Abstract The selective oxidation of methane (CH 4 ) has attractive potentials for mitigating global warming and producing value‐added chemicals, whereas the efficient generation of multicarbon products such as ethanol remains challenging, due to the short lifetimes and high unpaired concentrations of reactive intermediates (like •OH, •CH 3 , •OCH 3 , and •CH 2 OH). Herein, we developed a medium‐spin Zn–O–Fe(MS) catalyst with tunable Fe(III) spin states, which can efficiently photo‐oxidize CH 4 to ethanol at ambient conditions.

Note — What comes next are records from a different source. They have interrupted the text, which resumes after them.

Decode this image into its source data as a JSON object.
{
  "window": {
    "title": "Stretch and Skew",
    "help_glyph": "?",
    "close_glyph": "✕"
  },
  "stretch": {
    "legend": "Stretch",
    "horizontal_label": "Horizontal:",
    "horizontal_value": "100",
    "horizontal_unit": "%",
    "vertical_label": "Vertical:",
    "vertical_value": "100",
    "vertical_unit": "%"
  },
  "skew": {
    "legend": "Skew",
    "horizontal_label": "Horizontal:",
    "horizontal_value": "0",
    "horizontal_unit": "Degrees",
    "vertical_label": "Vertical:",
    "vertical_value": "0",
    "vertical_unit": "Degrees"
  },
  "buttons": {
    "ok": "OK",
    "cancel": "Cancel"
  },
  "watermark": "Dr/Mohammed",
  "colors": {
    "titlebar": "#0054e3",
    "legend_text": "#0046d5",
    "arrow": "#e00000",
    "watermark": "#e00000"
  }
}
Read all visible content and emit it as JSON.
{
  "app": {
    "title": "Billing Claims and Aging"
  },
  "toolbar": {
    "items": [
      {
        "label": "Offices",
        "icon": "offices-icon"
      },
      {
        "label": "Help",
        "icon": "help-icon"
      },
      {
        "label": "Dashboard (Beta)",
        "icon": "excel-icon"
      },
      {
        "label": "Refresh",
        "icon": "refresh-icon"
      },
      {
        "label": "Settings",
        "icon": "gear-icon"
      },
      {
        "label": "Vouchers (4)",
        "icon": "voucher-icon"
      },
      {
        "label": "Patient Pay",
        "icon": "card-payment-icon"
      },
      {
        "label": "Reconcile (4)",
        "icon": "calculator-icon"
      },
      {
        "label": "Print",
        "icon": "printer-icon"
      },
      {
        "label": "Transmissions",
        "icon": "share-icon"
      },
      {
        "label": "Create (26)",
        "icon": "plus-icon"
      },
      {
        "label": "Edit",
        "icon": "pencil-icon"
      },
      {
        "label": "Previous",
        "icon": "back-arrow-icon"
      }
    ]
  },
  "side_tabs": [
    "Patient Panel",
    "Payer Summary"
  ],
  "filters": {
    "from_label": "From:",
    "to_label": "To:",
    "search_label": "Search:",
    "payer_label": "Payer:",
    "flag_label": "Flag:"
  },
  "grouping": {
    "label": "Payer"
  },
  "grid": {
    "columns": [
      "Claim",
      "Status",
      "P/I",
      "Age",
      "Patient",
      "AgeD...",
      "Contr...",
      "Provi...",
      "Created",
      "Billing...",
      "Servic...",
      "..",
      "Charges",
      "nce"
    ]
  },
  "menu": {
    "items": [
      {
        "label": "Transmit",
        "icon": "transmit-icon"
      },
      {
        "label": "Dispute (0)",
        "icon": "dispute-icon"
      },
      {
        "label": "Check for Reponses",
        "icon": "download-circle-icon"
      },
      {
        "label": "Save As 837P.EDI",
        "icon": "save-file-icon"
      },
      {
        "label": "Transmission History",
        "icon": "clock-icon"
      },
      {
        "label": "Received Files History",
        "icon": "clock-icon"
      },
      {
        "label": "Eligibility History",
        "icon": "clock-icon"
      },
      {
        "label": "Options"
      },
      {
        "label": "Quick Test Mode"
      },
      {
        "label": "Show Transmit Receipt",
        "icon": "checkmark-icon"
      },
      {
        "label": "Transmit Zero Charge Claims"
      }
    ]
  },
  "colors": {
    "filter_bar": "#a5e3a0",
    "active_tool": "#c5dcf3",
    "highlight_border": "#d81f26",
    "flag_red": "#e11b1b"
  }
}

The unpaired electrons in d orbitals of Fe sites allow for efficient adsorption of •OH, and the e g orbital occupancy enables stabilizing different key carbon‐containing intermediates (•OCH 3 versus •CH 2 OH). By balancing those two descriptors, the medium‐spin Zn–O–Fe(MS) catalyst allows to achieve selective generation of •CH 2 OH intermediates with a moderate *OH coverage and subsequent coupling of •CH 3 and •CH 2 OH to ethanol. With a light intensity of 100 mW·cm −2 and water as a weak oxidant, the Zn–O–Fe(MS) catalyst exhibited a peak photocatalytic CH 4 ‐to‐ethanol yield of 372 µmol·g −1 ·h −1 without the use of photosensitizers or sacrificial reagents, which is ∼3 times higher than the previously best reported photocatalytic CH 4 oxidation to ethanol under similar conditions. Our study suggests an attractive potential of converting CH 4 to multicarbon products by modulating spin states of the catalytic sites.